Sakinah had no intention of wasting her prayers on her husband, whose bullet-ridden face she had forgotten as the funeral prayer ended. She prayed for God to orient her in the proper direction because, wherever she prayed towards, that familiar emptiness awaited her.
On the third day of the siege, she had faced the Dome of the Rock. The original qibla before The Steadfast had turned the Prophet – mid-prayer – to face the Kaaba. God, as always, responded to her queries with the fathomless silence of the world. Her heart grew murkier, as if The Unattainable had placed an additional veil before the 70,000 already between her and Him.
Today, her head still spinning, she turned towards the mosque of Uqba in Kairouan.
Sakinah finished the morning prayer’s two prostrations. Turning her head left and right, she said, “May the peace and mercy of God be with you,” to all Muslims, the angels, and Faisal, who was not praying.
“You know, we aren’t the first to attempt an attack on the mosque,” said Faisal when he finally caught his breath.
“Truly?” said Sakinah, feigning ignorance. Her legs were still tucked under her.
“Yes, we are the latest in a long line of fools.
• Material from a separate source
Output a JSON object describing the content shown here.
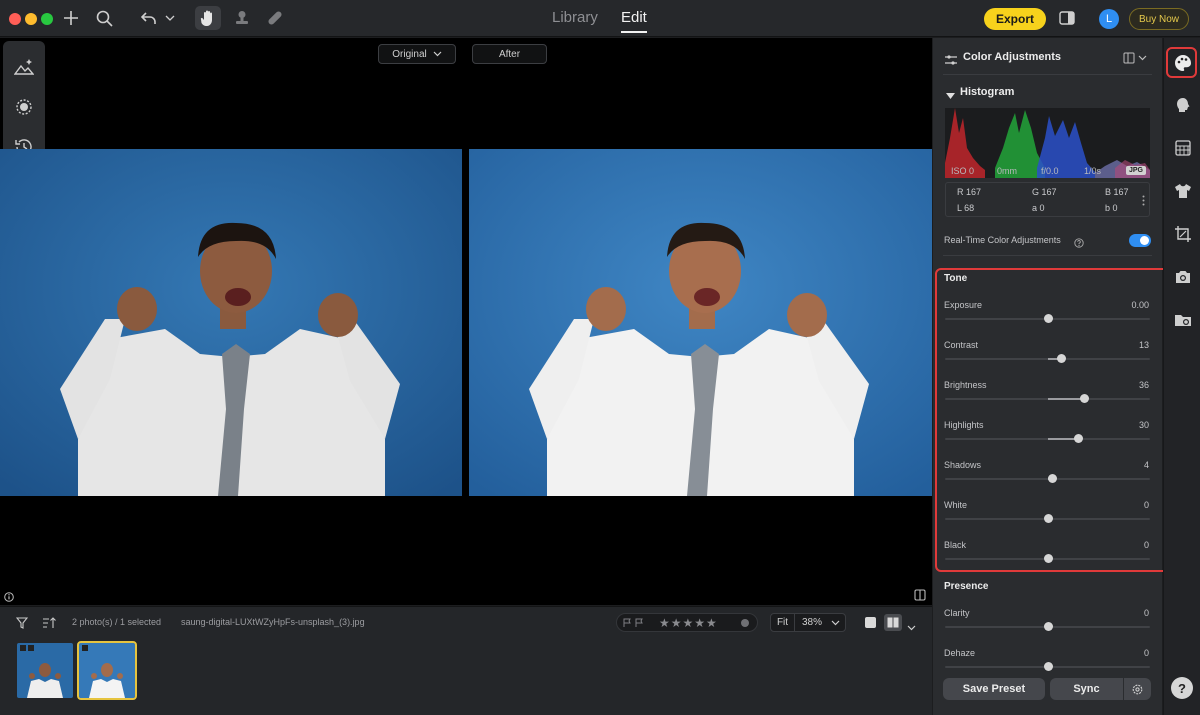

In the year the Prophet was born, peace be upon him, an Abyssinian viceroy with an army of elephants came hurtling towards Mecca to raze the Kaaba to dust. Though the Quraysh worshipped their pagan idols inside His house, God sent down a cloud of birds from the gates of heaven. Carrying in their beaks tiny black stones, they bombarded the army of elephants – smashing them into mangled straw – and spread disease amongst the Abyssinians.
“When we surfaced from the crowd, I looked up to the sky, expecting punishment, expecting to see black wings canopy the horizon once more. When nothing happened, when our fellow Muslims swore themselves not to our cause but to our guns, Sakinah, I wept. Juhayman and his dazzling words fooled us all.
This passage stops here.